Ein befreundeter Arzt hat vor vielen Jahren einmal zu mir gesagt: „Wenn du Symptome richtig deutest, klinische Tests machst, um die Diagnose zu bestätigen, dann gibt es fast immer eine Therapie.“ Das war und ist nach wie vor Unfug. Ich habe gestern den EBV mittels klinischem Test und der Anmerkung „abgelaufene, latente Infektion“ bestätigt bekommen. Was ändert dieser Befund jetzt? Eigentlich nichts, denn eine Therapie gibt es nicht und eine Reaktivierung kann nicht ausgeschlossen werden. Wie also damit umgehen? Wie werden andere Freunde auf meinen EBV reagieren? Wie werden wir den Sommer, den Herbst mit Corona erleben? Mit einer Gefahr, für die es bis auf weiteres weder eine Tablette, noch eine Impfung gibt.

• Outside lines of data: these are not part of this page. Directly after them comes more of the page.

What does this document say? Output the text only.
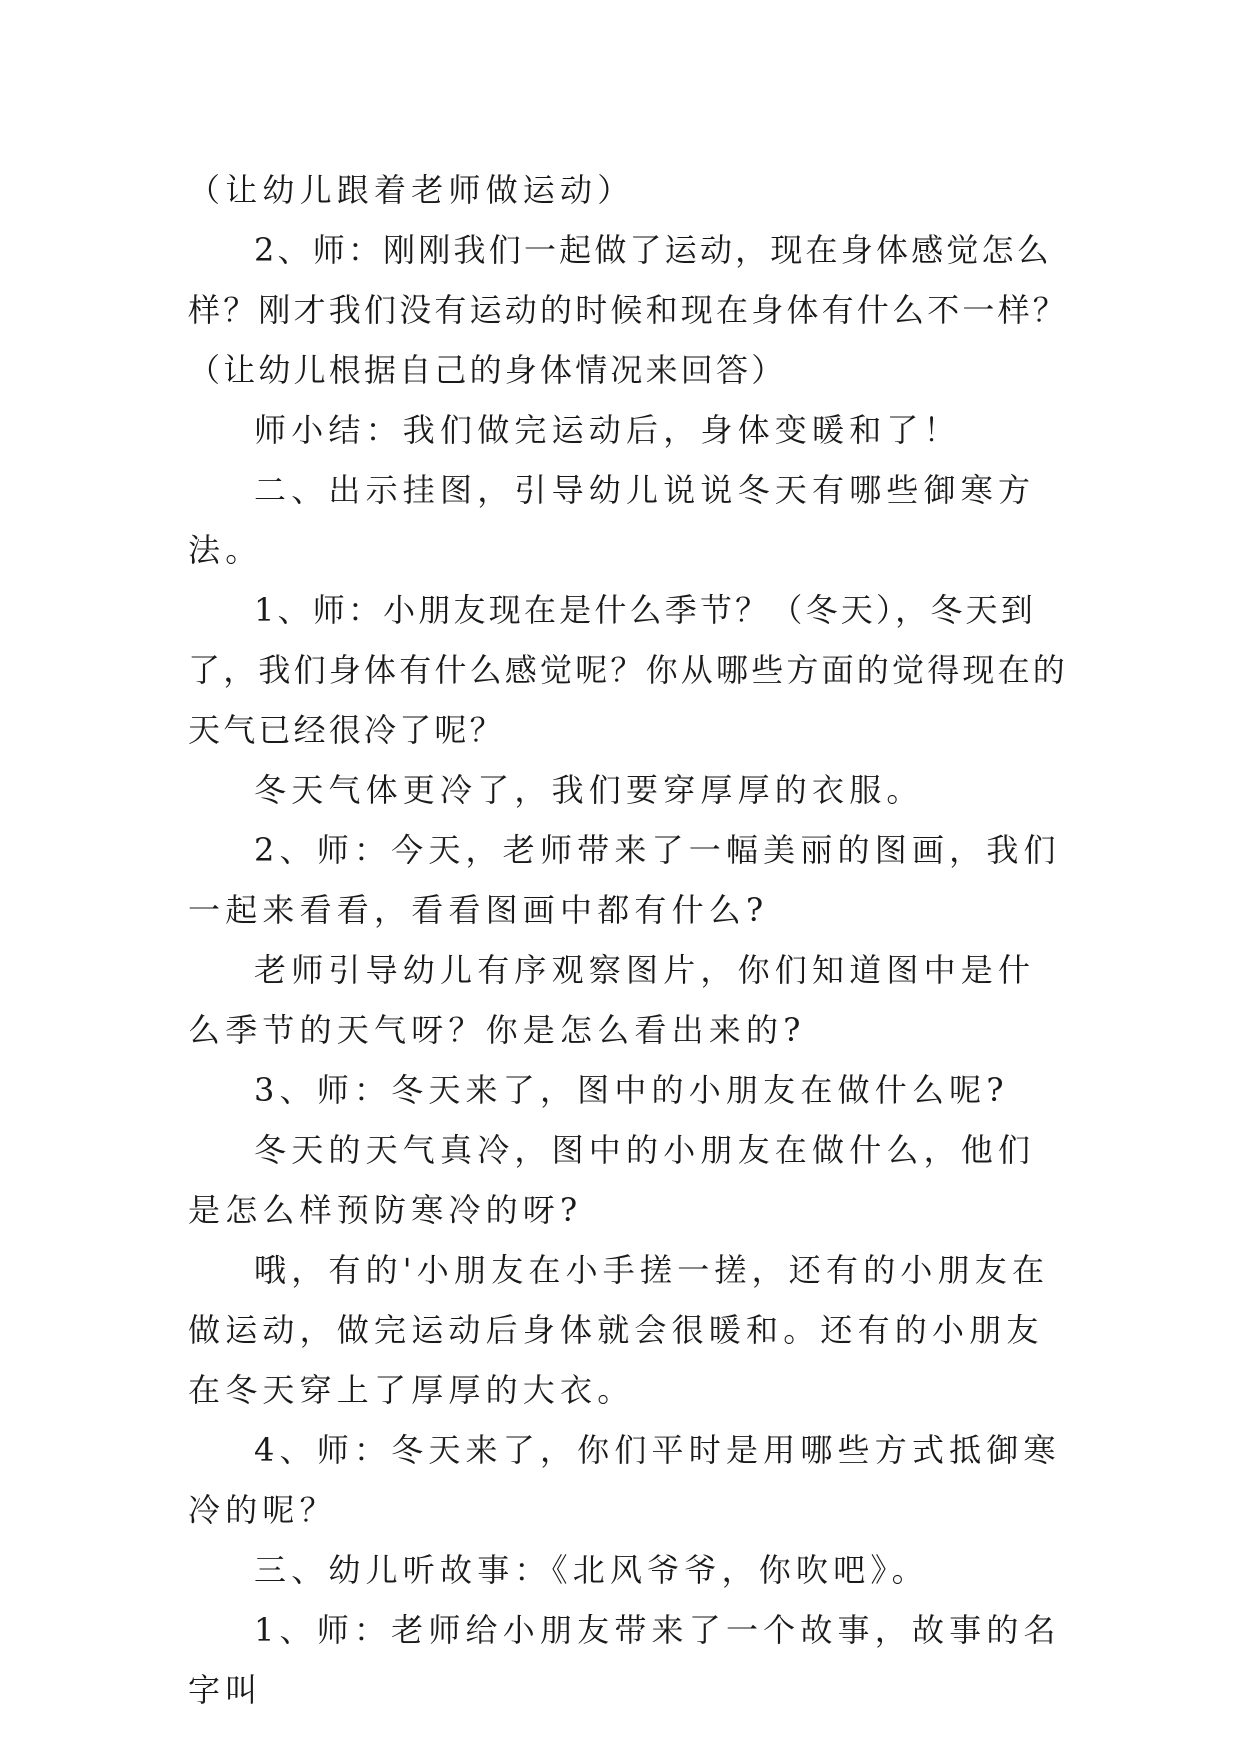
（让幼儿跟着老师做运动）

2、师：刚刚我们一起做了运动，现在身体感觉怎么样？刚才我们没有运动的时候和现在身体有什么不一样？（让幼儿根据自己的身体情况来回答）

师小结：我们做完运动后，身体变暖和了！

二、出示挂图，引导幼儿说说冬天有哪些御寒方法。

1、师：小朋友现在是什么季节？（冬天），冬天到了，我们身体有什么感觉呢？你从哪些方面的觉得现在的天气已经很冷了呢？

冬天气体更冷了，我们要穿厚厚的衣服。

2、师：今天，老师带来了一幅美丽的图画，我们一起来看看，看看图画中都有什么?

老师引导幼儿有序观察图片，你们知道图中是什么季节的天气呀？你是怎么看出来的?

3、师：冬天来了，图中的小朋友在做什么呢?

冬天的天气真冷，图中的小朋友在做什么，他们是怎么样预防寒冷的呀?

哦，有的'小朋友在小手搓一搓，还有的小朋友在做运动，做完运动后身体就会很暖和。还有的小朋友在冬天穿上了厚厚的大衣。

4、师：冬天来了，你们平时是用哪些方式抵御寒冷的呢？

三、幼儿听故事：《北风爷爷，你吹吧》。

1、师：老师给小朋友带来了一个故事，故事的名字叫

Werden wir diese Angst sanft zur Seite schieben? Genauso wie wir das Wissen von COPD Erkrankungen durch Umweltverschmutzung und Schadstoffbelastung zur Seite schieben? Werden wir Individuen entscheiden können, wer was braucht? Oder wird die Masse entscheiden, wer in welchen Krankheitscluster gesteckt wird und wer nicht? Wer an welchem Programm teilnehmen darf und wer nicht? Wer soziale Nähe und wer soziale Kälte erfahren wird?

Schaffen wir es, mit all den Viren irgendwann einmal auf Du und Du zu sein? Schaffen wir es sogar, nicht länger als notwendig in Schockstarre zu verfallen? Und ja vielleicht arbeitet unser Gehirn dann nicht mehr nur als Pausenfüller mit ausbremsendem Programmtitel „Denken zur Zeit nicht notwendig“. Schön fände ich persönlich, wenn wir uns schon jetzt Gedanken darüber machen, was wir aus dieser spannenden Corona Zeit lernen können und wie wir zukünftig mit Viren leben wollen. Denn lauschen wir all den wunderbaren Experten, dann gibt es noch rund 700.000 unentdeckte Viren, die in naher oder ferner Zukunft von Tieren auf Menschen übertragen werden können.

Ich für mich genieße auf alle Fälle die ersten Lockerungsmaßnahmen, die Face-to-Face Kommunikation, lachende Gesichter und freue mich auf einen spannenden Herbst mit einem bunten Strauß an CRIS Lesungen und Workshops.